Avant le tournant du tournoi, les deux joueurs s’étaient retrouvés une première fois sur la même table lors du jour 2. Dans le livre de Raskin, l’histoire, le contexte et le déroulement de ce tournoi historique sont racontés à travers les témoignages de plus de 30 personnes présentes dans l’enceinte du Horseshoe à l’occasion du Main Event. En plus des explications de Moneymaker et de Phil Ivey, cette sélection contient les interviews des champions Phil Hellmuth, Howard Lederer, Dan Harrington, et Barry Greenstein, du directeur de tournois Matt Savage et du responsable des équipes de la télévision Dave Swartz.
Phil Ivey n’était pas encore une star
Chris Moneymaker : Ma table au Jour 2 comprenait Johnny Chan et Phil Ivey. Je ne savais pas qui était Phil Ivey. C’était un jeune homme avec beaucoup de jetons. Je veux dire, je l’ai vu s’asseoir et je me suis dit : « Oh, c’est bon. Il a beaucoup de jetons. Il ne paraît pas si fort. Je vais lui prendre. » C’était juste Phil Ivey. Ce n’était pas encore Phil Fuckin’ Ivey à ce moment-là.
Phil Hellmuth : Je pense que personne ne connaissait vraiment bien Ivey à cette époque. En 2003, il était jeune et pas encore connu. Je me souviens qu’il portait un maillot de basketball des Houston Rockets si ma mémoire est bonne. Aujourd’hui, tout le monde l’appelle le meilleur joueur du monde. Je ne sais pas s’il l’est ou pas. C’est certainement un des deux ou trois meilleurs de la planète mais personne ne l’appelait comme ça en 2003.
Phil Ivey : Je ne jouais pas vraiment bien. J’avais 27 ans, je jouais correctement mais j’étais toujours en phase d’apprentissage du No-Limit Hold’em. Comme tous les autres, j’avais une bonne chance de gagner mais je jouais seulement au feeling.

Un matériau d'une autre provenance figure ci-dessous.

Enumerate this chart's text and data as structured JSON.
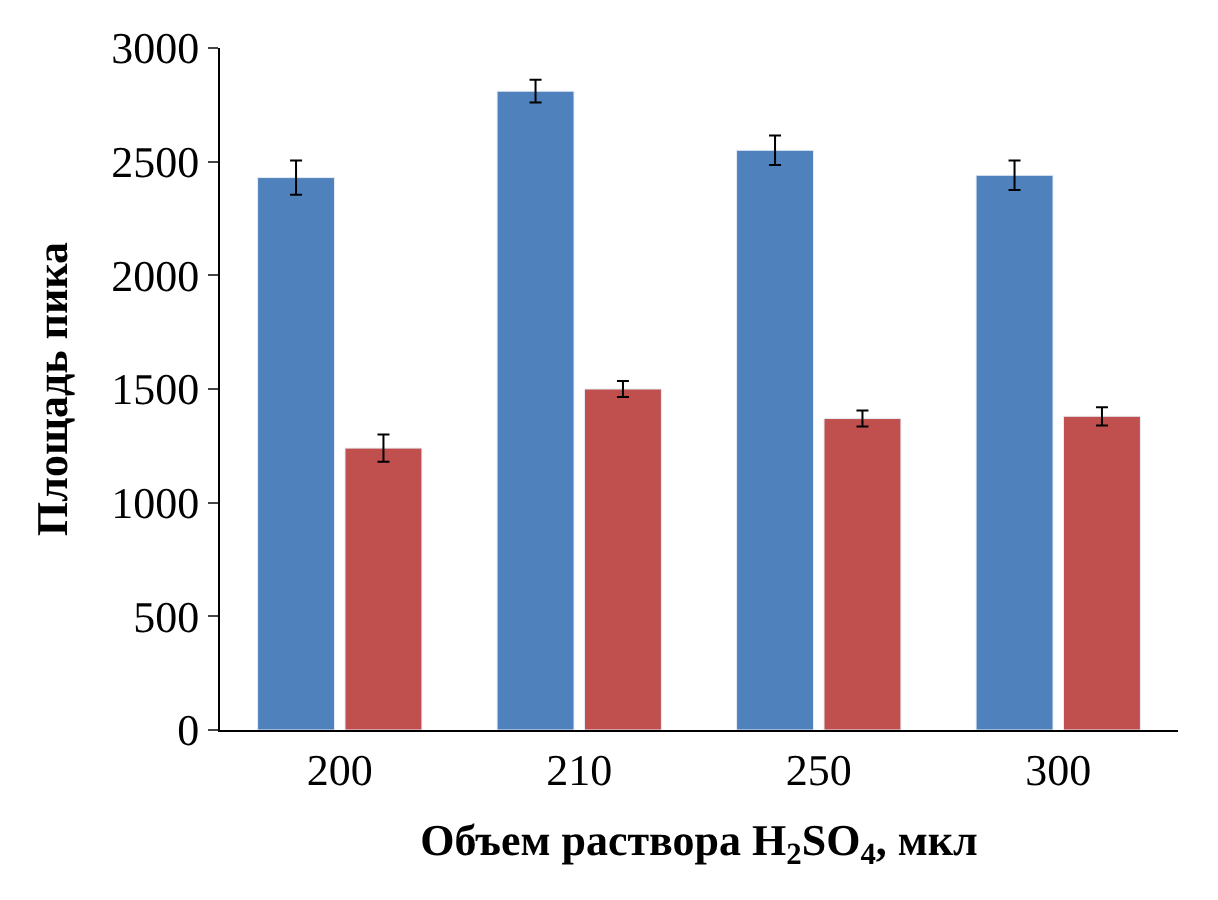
{
  "chart_data": {
    "type": "bar",
    "xlabel": "Объем раствора H$_{2}$SO$_{4}$, мкл",
    "ylabel": "Площадь пика",
    "categories": [
      "200",
      "210",
      "250",
      "300"
    ],
    "series": [
      {
        "color": "#4f81bd",
        "values": [
          2430,
          2810,
          2550,
          2440
        ],
        "errors": [
          75,
          50,
          65,
          65
        ]
      },
      {
        "color": "#c0504d",
        "values": [
          1240,
          1500,
          1370,
          1380
        ],
        "errors": [
          60,
          35,
          35,
          40
        ]
      }
    ],
    "ylim": [
      0,
      3000
    ],
    "yticks": [
      0,
      500,
      1000,
      1500,
      2000,
      2500,
      3000
    ]
  }
}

Moneymaker et le syndrome du monstre sous le lit
Moneymaker : J’ai lutté au Jour 2 et Johnny Chan me posait beaucoup plus de problèmes que Phil Ivey. J’étais au siège 7, Chan au siège 2 et Ivey deux sièges à ma gauche et je pense que les plans de Phil Ivey ont été contrariés par la position de Chan sur lui. Ivey n’a pas fait grand-chose ce jour-là mais Chan m’a maltraité.
A chaque fois que je relançais, il me revenait dessus ou il me poussait dans situation délicate. Quand je jouais face à des pros, j’avais toujours la sensation qu’ils avaient les As à chaque main ou qu’ils touchaient brelan à chaque main. Je savais au fond de moi que ce n’était pas le cas mais je jouais un peu avec le frein à main.

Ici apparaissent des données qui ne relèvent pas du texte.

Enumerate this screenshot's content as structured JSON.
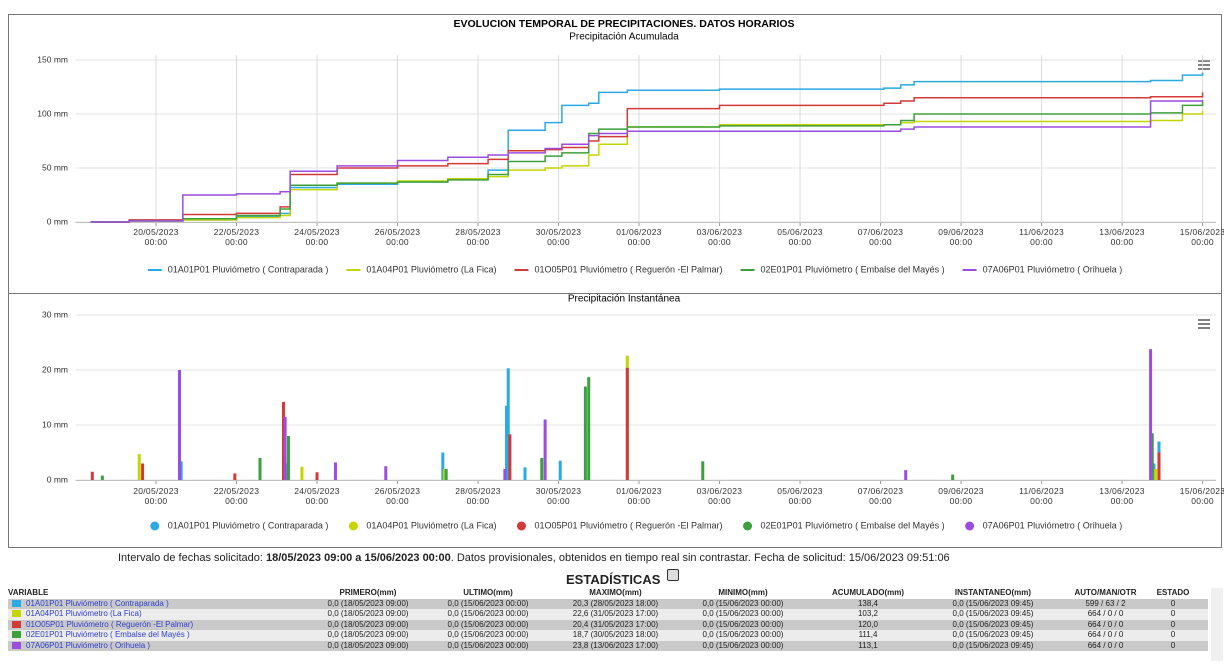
{
  "header": {
    "title": "EVOLUCION TEMPORAL DE PRECIPITACIONES. DATOS HORARIOS"
  },
  "chart_data": [
    {
      "type": "line",
      "step": "after",
      "subtitle": "Precipitación Acumulada",
      "x": [
        "2023-05-18T09:00",
        "2023-05-19T08:00",
        "2023-05-20T16:00",
        "2023-05-22T00:00",
        "2023-05-23T02:00",
        "2023-05-23T08:00",
        "2023-05-24T12:00",
        "2023-05-26T00:00",
        "2023-05-27T06:00",
        "2023-05-28T06:00",
        "2023-05-28T18:00",
        "2023-05-29T16:00",
        "2023-05-30T02:00",
        "2023-05-30T18:00",
        "2023-05-31T00:00",
        "2023-05-31T17:00",
        "2023-06-03T00:00",
        "2023-06-07T02:00",
        "2023-06-07T12:00",
        "2023-06-07T20:00",
        "2023-06-13T17:00",
        "2023-06-14T12:00",
        "2023-06-15T00:00"
      ],
      "series": [
        {
          "name": "01A01P01 Pluviómetro ( Contraparada )",
          "color": "#29aae2",
          "values": [
            0,
            1,
            2,
            5,
            8,
            32,
            35,
            37,
            40,
            48,
            85,
            92,
            108,
            110,
            120,
            122,
            123,
            124,
            127,
            130,
            131,
            136,
            138.4
          ]
        },
        {
          "name": "01A04P01 Pluviómetro (La Fica)",
          "color": "#c6d400",
          "values": [
            0,
            1,
            2,
            4,
            6,
            30,
            36,
            38,
            40,
            42,
            48,
            50,
            52,
            62,
            72,
            88,
            90,
            90,
            92,
            93,
            94,
            100,
            103.2
          ]
        },
        {
          "name": "01O05P01 Pluviómetro ( Reguerón -El Palmar)",
          "color": "#d23a3a",
          "values": [
            0,
            2,
            7,
            8,
            14,
            44,
            50,
            52,
            54,
            58,
            66,
            67,
            69,
            75,
            79,
            105,
            108,
            110,
            112,
            115,
            116,
            116,
            120
          ]
        },
        {
          "name": "02E01P01 Pluviómetro ( Embalse del Mayés )",
          "color": "#3ca03c",
          "values": [
            0,
            1,
            3,
            6,
            12,
            34,
            36,
            37,
            39,
            44,
            56,
            61,
            64,
            82,
            86,
            88,
            89,
            90,
            94,
            100,
            101,
            108,
            111.4
          ]
        },
        {
          "name": "07A06P01 Pluviómetro ( Orihuela )",
          "color": "#9b4de0",
          "values": [
            0,
            1,
            25,
            26,
            28,
            47,
            52,
            57,
            60,
            62,
            64,
            68,
            72,
            80,
            82,
            84,
            84,
            84,
            86,
            88,
            112,
            112,
            113.1
          ]
        }
      ],
      "xlim": [
        "2023-05-18T00:00",
        "2023-06-15T08:00"
      ],
      "xticks": [
        {
          "value": "2023-05-20T00:00",
          "label": "20/05/2023 00:00"
        },
        {
          "value": "2023-05-22T00:00",
          "label": "22/05/2023 00:00"
        },
        {
          "value": "2023-05-24T00:00",
          "label": "24/05/2023 00:00"
        },
        {
          "value": "2023-05-26T00:00",
          "label": "26/05/2023 00:00"
        },
        {
          "value": "2023-05-28T00:00",
          "label": "28/05/2023 00:00"
        },
        {
          "value": "2023-05-30T00:00",
          "label": "30/05/2023 00:00"
        },
        {
          "value": "2023-06-01T00:00",
          "label": "01/06/2023 00:00"
        },
        {
          "value": "2023-06-03T00:00",
          "label": "03/06/2023 00:00"
        },
        {
          "value": "2023-06-05T00:00",
          "label": "05/06/2023 00:00"
        },
        {
          "value": "2023-06-07T00:00",
          "label": "07/06/2023 00:00"
        },
        {
          "value": "2023-06-09T00:00",
          "label": "09/06/2023 00:00"
        },
        {
          "value": "2023-06-11T00:00",
          "label": "11/06/2023 00:00"
        },
        {
          "value": "2023-06-13T00:00",
          "label": "13/06/2023 00:00"
        },
        {
          "value": "2023-06-15T00:00",
          "label": "15/06/2023 00:00"
        }
      ],
      "ylim": [
        0,
        150
      ],
      "yticks": [
        {
          "value": 0,
          "label": "0 mm"
        },
        {
          "value": 50,
          "label": "50 mm"
        },
        {
          "value": 100,
          "label": "100 mm"
        },
        {
          "value": 150,
          "label": "150 mm"
        }
      ],
      "grid": true,
      "xgrid": true,
      "legend": "bottom"
    },
    {
      "type": "bar",
      "subtitle": "Precipitación Instantánea",
      "series": [
        {
          "name": "01A01P01 Pluviómetro ( Contraparada )",
          "color": "#29aae2",
          "x": [
            "2023-05-20T15:00",
            "2023-05-23T06:00",
            "2023-05-27T03:00",
            "2023-05-28T17:00",
            "2023-05-28T18:00",
            "2023-05-29T04:00",
            "2023-05-30T01:00",
            "2023-06-13T19:00",
            "2023-06-13T22:00"
          ],
          "values": [
            3.4,
            3,
            5,
            13.5,
            20.3,
            2.3,
            3.5,
            3,
            7
          ]
        },
        {
          "name": "01A04P01 Pluviómetro (La Fica)",
          "color": "#c6d400",
          "x": [
            "2023-05-19T14:00",
            "2023-05-23T15:00",
            "2023-05-27T04:00",
            "2023-05-31T17:00",
            "2023-06-13T20:00"
          ],
          "values": [
            4.7,
            2.4,
            2,
            22.6,
            2
          ]
        },
        {
          "name": "01O05P01 Pluviómetro ( Reguerón -El Palmar)",
          "color": "#d23a3a",
          "x": [
            "2023-05-18T10:00",
            "2023-05-19T16:00",
            "2023-05-21T23:00",
            "2023-05-23T04:00",
            "2023-05-24T00:00",
            "2023-05-28T19:00",
            "2023-05-31T17:00",
            "2023-06-13T22:00"
          ],
          "values": [
            1.5,
            3,
            1.2,
            14.2,
            1.4,
            8.3,
            20.4,
            5
          ]
        },
        {
          "name": "02E01P01 Pluviómetro ( Embalse del Mayés )",
          "color": "#3ca03c",
          "x": [
            "2023-05-18T16:00",
            "2023-05-22T14:00",
            "2023-05-23T07:00",
            "2023-05-27T05:00",
            "2023-05-29T14:00",
            "2023-05-30T16:00",
            "2023-05-30T18:00",
            "2023-06-02T14:00",
            "2023-06-08T19:00",
            "2023-06-13T18:00"
          ],
          "values": [
            0.8,
            4,
            8,
            2,
            4,
            17,
            18.7,
            3.4,
            1,
            8.5
          ]
        },
        {
          "name": "07A06P01 Pluviómetro ( Orihuela )",
          "color": "#9b4de0",
          "x": [
            "2023-05-20T14:00",
            "2023-05-23T05:00",
            "2023-05-24T11:00",
            "2023-05-25T17:00",
            "2023-05-28T16:00",
            "2023-05-29T16:00",
            "2023-06-07T15:00",
            "2023-06-13T17:00"
          ],
          "values": [
            20,
            11.5,
            3.2,
            2.5,
            2,
            11,
            1.8,
            23.8
          ]
        }
      ],
      "xlim": [
        "2023-05-18T00:00",
        "2023-06-15T08:00"
      ],
      "xticks": [
        {
          "value": "2023-05-20T00:00",
          "label": "20/05/2023 00:00"
        },
        {
          "value": "2023-05-22T00:00",
          "label": "22/05/2023 00:00"
        },
        {
          "value": "2023-05-24T00:00",
          "label": "24/05/2023 00:00"
        },
        {
          "value": "2023-05-26T00:00",
          "label": "26/05/2023 00:00"
        },
        {
          "value": "2023-05-28T00:00",
          "label": "28/05/2023 00:00"
        },
        {
          "value": "2023-05-30T00:00",
          "label": "30/05/2023 00:00"
        },
        {
          "value": "2023-06-01T00:00",
          "label": "01/06/2023 00:00"
        },
        {
          "value": "2023-06-03T00:00",
          "label": "03/06/2023 00:00"
        },
        {
          "value": "2023-06-05T00:00",
          "label": "05/06/2023 00:00"
        },
        {
          "value": "2023-06-07T00:00",
          "label": "07/06/2023 00:00"
        },
        {
          "value": "2023-06-09T00:00",
          "label": "09/06/2023 00:00"
        },
        {
          "value": "2023-06-11T00:00",
          "label": "11/06/2023 00:00"
        },
        {
          "value": "2023-06-13T00:00",
          "label": "13/06/2023 00:00"
        },
        {
          "value": "2023-06-15T00:00",
          "label": "15/06/2023 00:00"
        }
      ],
      "ylim": [
        0,
        30
      ],
      "yticks": [
        {
          "value": 0,
          "label": "0 mm"
        },
        {
          "value": 10,
          "label": "10 mm"
        },
        {
          "value": 20,
          "label": "20 mm"
        },
        {
          "value": 30,
          "label": "30 mm"
        }
      ],
      "grid": true,
      "xgrid": false,
      "legend": "bottom"
    }
  ],
  "info": {
    "label": "Intervalo de fechas solicitado:",
    "range": "18/05/2023 09:00 a 15/06/2023 00:00",
    "note": ". Datos provisionales, obtenidos en tiempo real sin contrastar. Fecha de solicitud: 15/06/2023 09:51:06"
  },
  "table": {
    "title": "ESTADÍSTICAS",
    "columns": [
      "VARIABLE",
      "PRIMERO(mm)",
      "ULTIMO(mm)",
      "MAXIMO(mm)",
      "MINIMO(mm)",
      "ACUMULADO(mm)",
      "INSTANTANEO(mm)",
      "AUTO/MAN/OTR",
      "ESTADO"
    ],
    "row_colors": [
      "#29aae2",
      "#c6d400",
      "#d23a3a",
      "#3ca03c",
      "#9b4de0"
    ],
    "rows": [
      [
        "01A01P01 Pluviómetro ( Contraparada )",
        "0,0 (18/05/2023 09:00)",
        "0,0 (15/06/2023 00:00)",
        "20,3 (28/05/2023 18:00)",
        "0,0 (15/06/2023 00:00)",
        "138,4",
        "0,0 (15/06/2023 09:45)",
        "599 / 63 / 2",
        "0"
      ],
      [
        "01A04P01 Pluviómetro (La Fica)",
        "0,0 (18/05/2023 09:00)",
        "0,0 (15/06/2023 00:00)",
        "22,6 (31/05/2023 17:00)",
        "0,0 (15/06/2023 00:00)",
        "103,2",
        "0,0 (15/06/2023 09:45)",
        "664 / 0 / 0",
        "0"
      ],
      [
        "01O05P01 Pluviómetro ( Reguerón -El Palmar)",
        "0,0 (18/05/2023 09:00)",
        "0,0 (15/06/2023 00:00)",
        "20,4 (31/05/2023 17:00)",
        "0,0 (15/06/2023 00:00)",
        "120,0",
        "0,0 (15/06/2023 09:45)",
        "664 / 0 / 0",
        "0"
      ],
      [
        "02E01P01 Pluviómetro ( Embalse del Mayés )",
        "0,0 (18/05/2023 09:00)",
        "0,0 (15/06/2023 00:00)",
        "18,7 (30/05/2023 18:00)",
        "0,0 (15/06/2023 00:00)",
        "111,4",
        "0,0 (15/06/2023 09:45)",
        "664 / 0 / 0",
        "0"
      ],
      [
        "07A06P01 Pluviómetro ( Orihuela )",
        "0,0 (18/05/2023 09:00)",
        "0,0 (15/06/2023 00:00)",
        "23,8 (13/06/2023 17:00)",
        "0,0 (15/06/2023 00:00)",
        "113,1",
        "0,0 (15/06/2023 09:45)",
        "664 / 0 / 0",
        "0"
      ]
    ]
  }
}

Un mec m’a dit lors d’un dîner un soir, « Tu as le syndrome du monstre sous le lit. Tu penses que tes adversaires ont toujours la meilleure main mais c’est rarement le cas. » Après avoir entendu ça, je me suis dit que nous avons tous deux cartes, que les pros ratent autant de tableaux que moi et que je devais arrêter de jouer fit or fold (toucher ou se coucher), ce que je faisais généralement.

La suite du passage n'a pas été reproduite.